MILAN (AP) — It was nipples out on the Milan Fashion Week runway this season, one of the clear trends emerging from a week of previews of mostly womenswear collections for next fall and winter.

Wherever there is a trend, there is always the counter-current, and holding out for what he described as “the dignity of women” was Giorgio Armani. Where sheer fabrics were employed in his collection, it was with modesty.

Armani’s show closed out fashion week on Sunday. Here are highlights from the last day of live runway shows:


With swirls of colored taffeta and satin gathered into crushed roses, Japanese designer Tomo Koizumi put a smiley face on a rainy Sunday morning.

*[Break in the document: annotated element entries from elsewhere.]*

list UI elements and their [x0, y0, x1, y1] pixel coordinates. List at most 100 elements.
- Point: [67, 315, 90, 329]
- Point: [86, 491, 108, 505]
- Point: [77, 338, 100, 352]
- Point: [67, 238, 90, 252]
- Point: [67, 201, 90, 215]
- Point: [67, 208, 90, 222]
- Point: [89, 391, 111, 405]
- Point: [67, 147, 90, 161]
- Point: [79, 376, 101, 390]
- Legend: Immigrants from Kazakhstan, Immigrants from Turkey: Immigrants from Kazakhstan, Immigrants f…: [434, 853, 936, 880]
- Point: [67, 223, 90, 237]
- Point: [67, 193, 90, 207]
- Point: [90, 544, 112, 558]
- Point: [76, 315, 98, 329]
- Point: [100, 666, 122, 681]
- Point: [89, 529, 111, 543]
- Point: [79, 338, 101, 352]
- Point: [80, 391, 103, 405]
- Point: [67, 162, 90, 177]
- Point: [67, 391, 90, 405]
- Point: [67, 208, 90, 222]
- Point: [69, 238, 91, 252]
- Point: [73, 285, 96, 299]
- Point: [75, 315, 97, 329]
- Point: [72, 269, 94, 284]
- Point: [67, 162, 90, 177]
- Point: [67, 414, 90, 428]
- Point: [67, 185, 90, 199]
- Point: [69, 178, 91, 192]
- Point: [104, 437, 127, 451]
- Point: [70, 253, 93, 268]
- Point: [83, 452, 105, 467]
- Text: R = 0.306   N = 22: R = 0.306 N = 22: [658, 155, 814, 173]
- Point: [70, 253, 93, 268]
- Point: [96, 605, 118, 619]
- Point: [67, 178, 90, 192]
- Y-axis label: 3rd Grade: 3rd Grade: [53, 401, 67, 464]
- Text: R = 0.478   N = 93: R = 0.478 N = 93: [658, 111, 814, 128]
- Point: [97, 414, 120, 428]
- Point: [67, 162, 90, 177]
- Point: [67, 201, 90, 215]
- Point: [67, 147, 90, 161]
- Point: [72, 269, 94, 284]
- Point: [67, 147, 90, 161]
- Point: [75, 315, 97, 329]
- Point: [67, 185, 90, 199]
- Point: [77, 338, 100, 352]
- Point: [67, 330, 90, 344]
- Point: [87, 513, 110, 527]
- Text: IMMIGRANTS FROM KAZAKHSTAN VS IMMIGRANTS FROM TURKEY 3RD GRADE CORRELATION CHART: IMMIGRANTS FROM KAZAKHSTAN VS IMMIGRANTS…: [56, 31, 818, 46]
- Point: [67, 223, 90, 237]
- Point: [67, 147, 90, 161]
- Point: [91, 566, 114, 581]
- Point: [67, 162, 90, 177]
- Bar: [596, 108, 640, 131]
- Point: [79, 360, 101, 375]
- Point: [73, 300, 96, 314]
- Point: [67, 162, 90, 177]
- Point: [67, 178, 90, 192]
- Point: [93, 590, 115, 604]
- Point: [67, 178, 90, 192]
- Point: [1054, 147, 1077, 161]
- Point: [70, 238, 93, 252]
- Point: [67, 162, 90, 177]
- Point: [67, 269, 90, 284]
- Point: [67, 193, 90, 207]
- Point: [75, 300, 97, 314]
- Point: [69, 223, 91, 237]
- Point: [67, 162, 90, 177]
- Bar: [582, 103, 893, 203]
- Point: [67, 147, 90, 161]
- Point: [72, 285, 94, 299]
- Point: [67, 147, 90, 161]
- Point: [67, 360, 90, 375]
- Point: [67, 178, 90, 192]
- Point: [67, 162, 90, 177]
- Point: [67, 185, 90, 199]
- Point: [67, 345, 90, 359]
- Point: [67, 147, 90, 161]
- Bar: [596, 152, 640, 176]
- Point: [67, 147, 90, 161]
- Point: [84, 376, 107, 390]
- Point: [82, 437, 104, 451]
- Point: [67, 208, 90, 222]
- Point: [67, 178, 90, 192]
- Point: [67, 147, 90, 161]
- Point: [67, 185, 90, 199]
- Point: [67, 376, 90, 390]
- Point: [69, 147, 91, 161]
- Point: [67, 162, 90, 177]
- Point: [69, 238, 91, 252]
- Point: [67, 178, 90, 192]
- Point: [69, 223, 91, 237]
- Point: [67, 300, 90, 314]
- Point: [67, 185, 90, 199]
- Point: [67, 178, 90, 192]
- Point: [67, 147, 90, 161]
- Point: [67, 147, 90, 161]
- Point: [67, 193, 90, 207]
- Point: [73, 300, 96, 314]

The exuberant looks were spasms of color fashioned into ruffles on a minidress constructed from stripes of knitwear, elaborate skirts with deep slits and dresses with southern belle silhouettes. These are occasion pieces that would be standouts on any red carpet, stage or party; imagine the lucky girl wearing one to prom.

The runway show was in collaboration with Dolce & Gabbana, which supplied textiles as well as handbags and shoes, Koizumi said. He turned a print from one of the Italian house’s recent collections into a series of 3-D floral creations.

“I took inspiration from Dolce & Gabbana, and I also got powerful support, which allowed me to push myself even harder,’’ Koizumi said.

Koizumi also put out there his dream: “To be hired by as creative director of a major fashion house.”


Giorgio Armani once again gave the fashion world a glimpse of idealized life inside Milan’s stately palazzi, populated by women for whom dressing in comfort and style are not a contradiction.